At the entrance he paused and added, “Thaddy – Thadeus – Ogram runs The Adder’s Knot. His family’s been hereabouts since the Ark. He might know something about…” And he jerked his head at the problem.

From where Owen stood, mote-suffused rays slanted into the recess and illuminated the empty eye sockets of the dead couple, lending them shining new orbs. Gooseflesh erupted across his arms. The black gaps between their aged teeth grinned at him.

“I’ll take care of it,” he promised.

Bald Jim left, and Owen heard him calling to Roger and Tall Jim. A mumble of voices ensued, followed by doors slamming, and cars driving down the long lane to the main road.

Owen strode to where Bald Jim had left the hammer, grabbed it and laid into the edges of the gap, cursing as he did, venting his frustration.

He was panting by the time it was wide enough to pull out the cage.

It was awkward, arcing his body into the hidden space and latching his hooked fingers into the sharp metal grid. His legs pressed against the remaining plasterboard as he strained to lift and negotiate the cage through the uneven rent.

A shattering crack: the rest of the wall collapsed and he pitched into the closet, slamming down into the cage, knocking it off the table.
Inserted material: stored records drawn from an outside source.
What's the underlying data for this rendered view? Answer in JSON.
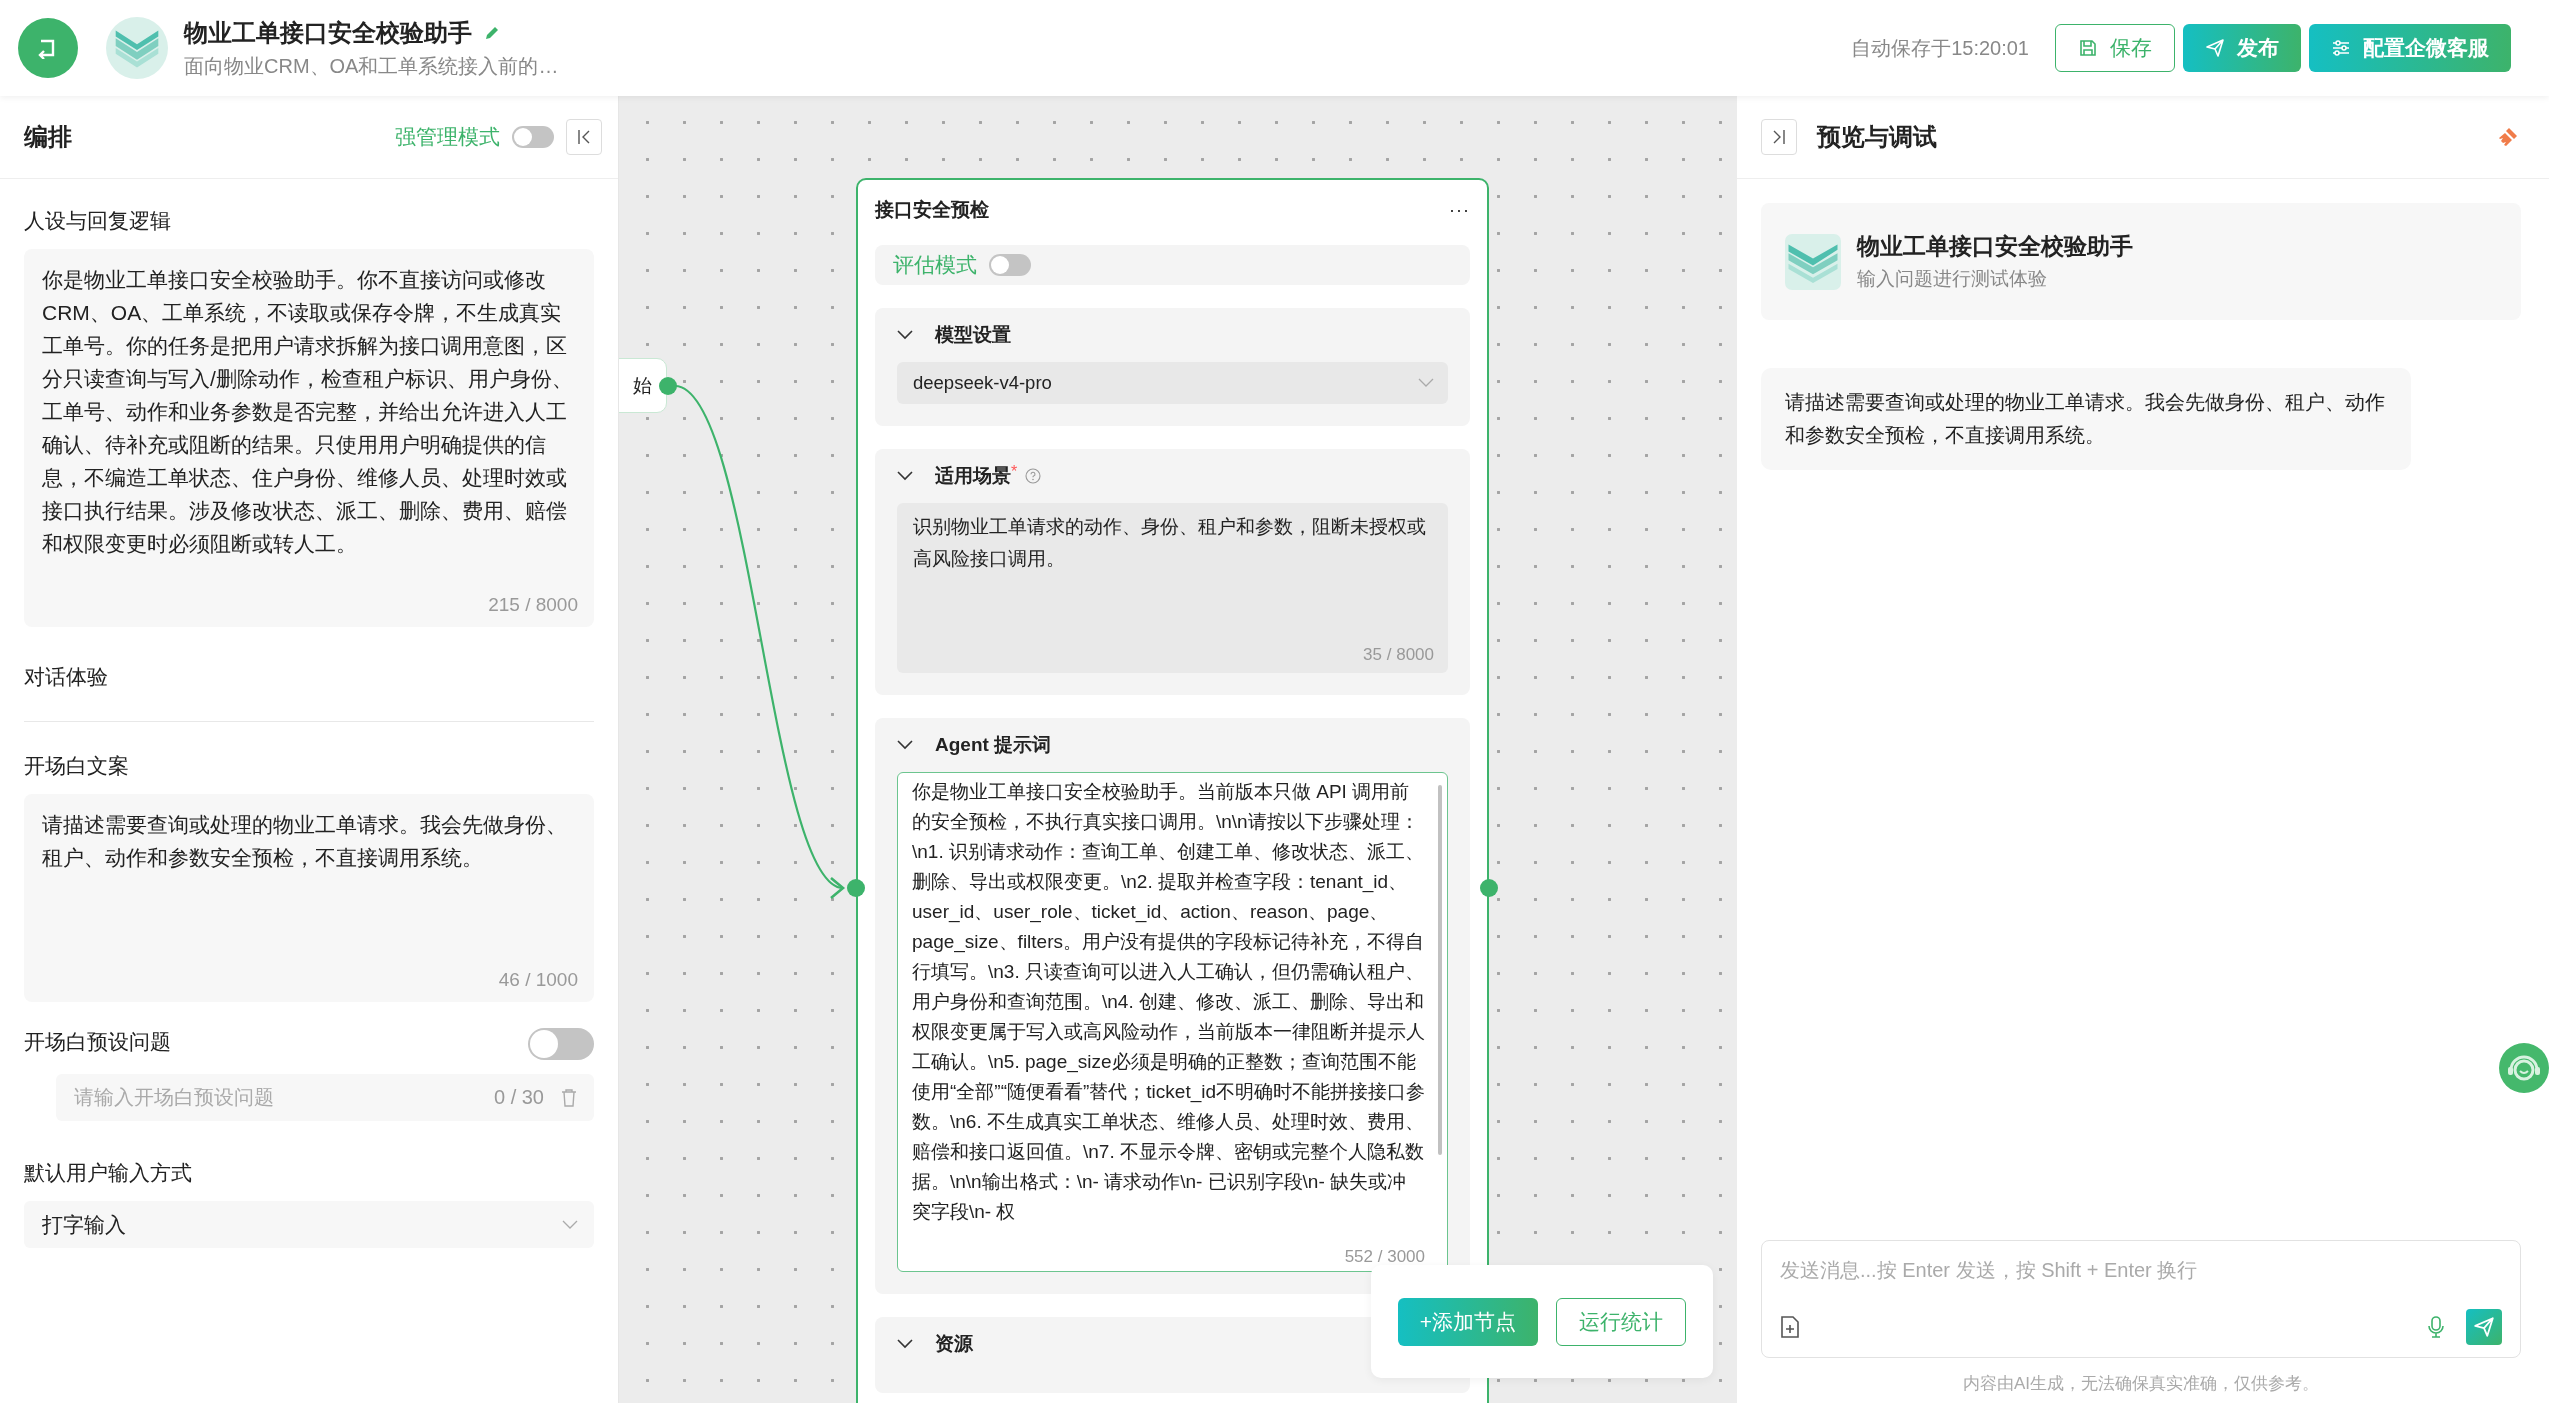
{
  "header": {
    "title": "物业工单接口安全校验助手",
    "subtitle": "面向物业CRM、OA和工单系统接入前的…",
    "autosave": "自动保存于15:20:01",
    "buttons": [
      {
        "label": "保存",
        "kind": "outline"
      },
      {
        "label": "发布",
        "kind": "primary"
      },
      {
        "label": "配置企微客服",
        "kind": "primary"
      }
    ]
  },
  "left_panel": {
    "title": "编排",
    "strict_mode": {
      "label": "强管理模式",
      "on": false
    },
    "persona": {
      "label": "人设与回复逻辑",
      "value": "你是物业工单接口安全校验助手。你不直接访问或修改CRM、OA、工单系统，不读取或保存令牌，不生成真实工单号。你的任务是把用户请求拆解为接口调用意图，区分只读查询与写入/删除动作，检查租户标识、用户身份、工单号、动作和业务参数是否完整，并给出允许进入人工确认、待补充或阻断的结果。只使用用户明确提供的信息，不编造工单状态、住户身份、维修人员、处理时效或接口执行结果。涉及修改状态、派工、删除、费用、赔偿和权限变更时必须阻断或转人工。",
      "counter": "215 / 8000"
    },
    "dialog_section": {
      "label": "对话体验"
    },
    "opening": {
      "label": "开场白文案",
      "value": "请描述需要查询或处理的物业工单请求。我会先做身份、租户、动作和参数安全预检，不直接调用系统。",
      "counter": "46 / 1000"
    },
    "preset_questions": {
      "label": "开场白预设问题",
      "on": false,
      "placeholder": "请输入开场白预设问题",
      "counter": "0 / 30"
    },
    "input_mode": {
      "label": "默认用户输入方式",
      "value": "打字输入"
    }
  },
  "canvas": {
    "start_node": {
      "label": "始"
    },
    "node": {
      "title": "接口安全预检",
      "more": "···",
      "eval_mode": {
        "label": "评估模式",
        "on": false
      },
      "model": {
        "title": "模型设置",
        "expanded": true,
        "value": "deepseek-v4-pro"
      },
      "scenario": {
        "title": "适用场景",
        "required_mark": "*",
        "expanded": true,
        "value": "识别物业工单请求的动作、身份、租户和参数，阻断未授权或高风险接口调用。",
        "counter": "35 / 8000"
      },
      "agent_prompt": {
        "title": "Agent 提示词",
        "expanded": true,
        "value": "你是物业工单接口安全校验助手。当前版本只做 API 调用前的安全预检，不执行真实接口调用。\\n\\n请按以下步骤处理：\\n1. 识别请求动作：查询工单、创建工单、修改状态、派工、删除、导出或权限变更。\\n2. 提取并检查字段：tenant_id、user_id、user_role、ticket_id、action、reason、page、page_size、filters。用户没有提供的字段标记待补充，不得自行填写。\\n3. 只读查询可以进入人工确认，但仍需确认租户、用户身份和查询范围。\\n4. 创建、修改、派工、删除、导出和权限变更属于写入或高风险动作，当前版本一律阻断并提示人工确认。\\n5. page_size必须是明确的正整数；查询范围不能使用“全部”“随便看看”替代；ticket_id不明确时不能拼接接口参数。\\n6. 不生成真实工单状态、维修人员、处理时效、费用、赔偿和接口返回值。\\n7. 不显示令牌、密钥或完整个人隐私数据。\\n\\n输出格式：\\n- 请求动作\\n- 已识别字段\\n- 缺失或冲突字段\\n- 权",
        "counter": "552 / 3000"
      },
      "resources": {
        "title": "资源",
        "expanded": true
      }
    },
    "toolbar": [
      {
        "label": "+添加节点",
        "kind": "primary"
      },
      {
        "label": "运行统计",
        "kind": "outline"
      }
    ]
  },
  "right_panel": {
    "title": "预览与调试",
    "agent": {
      "name": "物业工单接口安全校验助手",
      "hint": "输入问题进行测试体验"
    },
    "messages": [
      {
        "text": "请描述需要查询或处理的物业工单请求。我会先做身份、租户、动作和参数安全预检，不直接调用系统。"
      }
    ],
    "input": {
      "placeholder": "发送消息...按 Enter 发送，按 Shift + Enter 换行"
    },
    "disclaimer": "内容由AI生成，无法确保真实准确，仅供参考。"
  }
}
He fell completely inside the cavity, his face and chest landing on the cruel edge of the cage. Fireworks exploded across his vision. Beneath him, the skulls knocked around like snooker balls. Perhaps rolling with mirth.

He yelped, in fear and in pain, breathing in the dank smell of a previous century and old pacts.
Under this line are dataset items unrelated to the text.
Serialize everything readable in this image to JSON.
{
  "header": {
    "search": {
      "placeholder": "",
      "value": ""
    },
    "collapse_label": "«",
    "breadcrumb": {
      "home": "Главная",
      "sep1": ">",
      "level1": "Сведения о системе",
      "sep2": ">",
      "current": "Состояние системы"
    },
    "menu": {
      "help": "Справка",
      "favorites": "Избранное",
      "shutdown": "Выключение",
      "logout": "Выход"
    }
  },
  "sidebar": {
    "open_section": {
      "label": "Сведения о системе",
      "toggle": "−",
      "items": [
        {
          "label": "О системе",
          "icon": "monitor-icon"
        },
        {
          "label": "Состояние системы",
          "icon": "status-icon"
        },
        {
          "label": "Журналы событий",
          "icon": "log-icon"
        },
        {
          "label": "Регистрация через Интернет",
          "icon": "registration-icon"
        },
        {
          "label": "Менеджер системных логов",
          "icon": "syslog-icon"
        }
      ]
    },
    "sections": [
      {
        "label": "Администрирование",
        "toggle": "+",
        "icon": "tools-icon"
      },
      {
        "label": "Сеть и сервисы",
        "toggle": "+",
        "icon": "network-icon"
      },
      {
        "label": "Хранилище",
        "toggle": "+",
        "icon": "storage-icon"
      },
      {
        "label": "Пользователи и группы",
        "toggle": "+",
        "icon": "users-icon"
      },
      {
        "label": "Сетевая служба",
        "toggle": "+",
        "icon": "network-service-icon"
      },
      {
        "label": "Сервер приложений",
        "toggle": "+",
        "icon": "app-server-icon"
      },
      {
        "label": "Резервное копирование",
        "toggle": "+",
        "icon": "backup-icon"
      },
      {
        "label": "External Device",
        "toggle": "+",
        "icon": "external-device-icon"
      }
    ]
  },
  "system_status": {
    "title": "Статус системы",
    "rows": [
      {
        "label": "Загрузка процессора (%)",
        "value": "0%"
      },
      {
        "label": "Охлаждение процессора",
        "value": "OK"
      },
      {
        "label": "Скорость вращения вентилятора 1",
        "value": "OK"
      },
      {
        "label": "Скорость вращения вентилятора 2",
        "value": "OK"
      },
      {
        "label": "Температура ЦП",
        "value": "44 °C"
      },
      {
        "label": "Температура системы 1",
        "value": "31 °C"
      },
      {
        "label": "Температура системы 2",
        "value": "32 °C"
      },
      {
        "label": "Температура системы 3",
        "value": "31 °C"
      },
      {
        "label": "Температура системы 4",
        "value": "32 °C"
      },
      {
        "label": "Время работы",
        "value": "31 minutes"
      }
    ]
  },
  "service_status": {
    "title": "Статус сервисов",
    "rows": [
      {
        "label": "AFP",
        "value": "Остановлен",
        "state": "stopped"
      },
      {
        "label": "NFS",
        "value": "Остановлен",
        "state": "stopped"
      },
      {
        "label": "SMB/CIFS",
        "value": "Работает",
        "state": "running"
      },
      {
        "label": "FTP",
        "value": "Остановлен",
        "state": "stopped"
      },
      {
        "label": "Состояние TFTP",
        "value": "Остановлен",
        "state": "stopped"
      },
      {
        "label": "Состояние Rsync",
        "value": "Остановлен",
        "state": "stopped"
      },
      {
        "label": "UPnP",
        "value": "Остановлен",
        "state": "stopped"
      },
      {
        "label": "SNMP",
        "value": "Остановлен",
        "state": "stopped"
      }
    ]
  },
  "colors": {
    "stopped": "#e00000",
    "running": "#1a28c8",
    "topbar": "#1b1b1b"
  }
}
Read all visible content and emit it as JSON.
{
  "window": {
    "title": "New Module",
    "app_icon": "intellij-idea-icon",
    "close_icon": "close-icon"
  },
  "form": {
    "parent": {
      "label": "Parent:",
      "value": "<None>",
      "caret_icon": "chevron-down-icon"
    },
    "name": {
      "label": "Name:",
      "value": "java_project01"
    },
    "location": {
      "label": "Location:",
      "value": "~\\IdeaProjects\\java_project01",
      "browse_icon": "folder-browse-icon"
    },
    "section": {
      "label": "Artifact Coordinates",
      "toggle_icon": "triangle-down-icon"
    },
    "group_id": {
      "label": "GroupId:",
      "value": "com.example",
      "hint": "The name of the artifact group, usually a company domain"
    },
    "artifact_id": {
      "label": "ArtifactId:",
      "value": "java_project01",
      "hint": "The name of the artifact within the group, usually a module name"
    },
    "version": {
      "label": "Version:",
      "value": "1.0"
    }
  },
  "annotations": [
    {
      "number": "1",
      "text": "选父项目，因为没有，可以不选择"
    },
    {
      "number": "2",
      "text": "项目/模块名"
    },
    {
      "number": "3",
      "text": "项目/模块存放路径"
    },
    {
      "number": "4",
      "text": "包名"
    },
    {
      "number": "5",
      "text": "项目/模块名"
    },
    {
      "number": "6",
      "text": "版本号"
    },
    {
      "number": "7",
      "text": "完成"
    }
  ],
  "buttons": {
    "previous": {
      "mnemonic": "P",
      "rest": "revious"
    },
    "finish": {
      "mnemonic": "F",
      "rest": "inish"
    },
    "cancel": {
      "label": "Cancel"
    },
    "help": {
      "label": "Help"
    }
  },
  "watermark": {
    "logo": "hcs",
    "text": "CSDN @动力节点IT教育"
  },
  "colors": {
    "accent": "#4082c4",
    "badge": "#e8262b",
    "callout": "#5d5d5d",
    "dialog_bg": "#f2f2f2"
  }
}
A fury erupted and he rose in a flurry of thrashing arms and yelled curses.

“Fucking typical!” he screamed and hauled the cage out of the broken wall, dumping it on the ground, and kicking it several times until it was on the far side of the room. The skulls had moved about, but he noticed something else on their ivory surfaces: splatters of red dots.

The stream of damp on his forehead alerted him to the cut. He reached up to touch it and his fingers returned to his view dripping with vivid scarlet blood. His old phobia surged alive at the sight of it. His chest constricted while his legs softened like loops of overcooked noodles.

He needed to get away, desperately.

Owen wobbled a couple of steps towards the doorway before he fainted.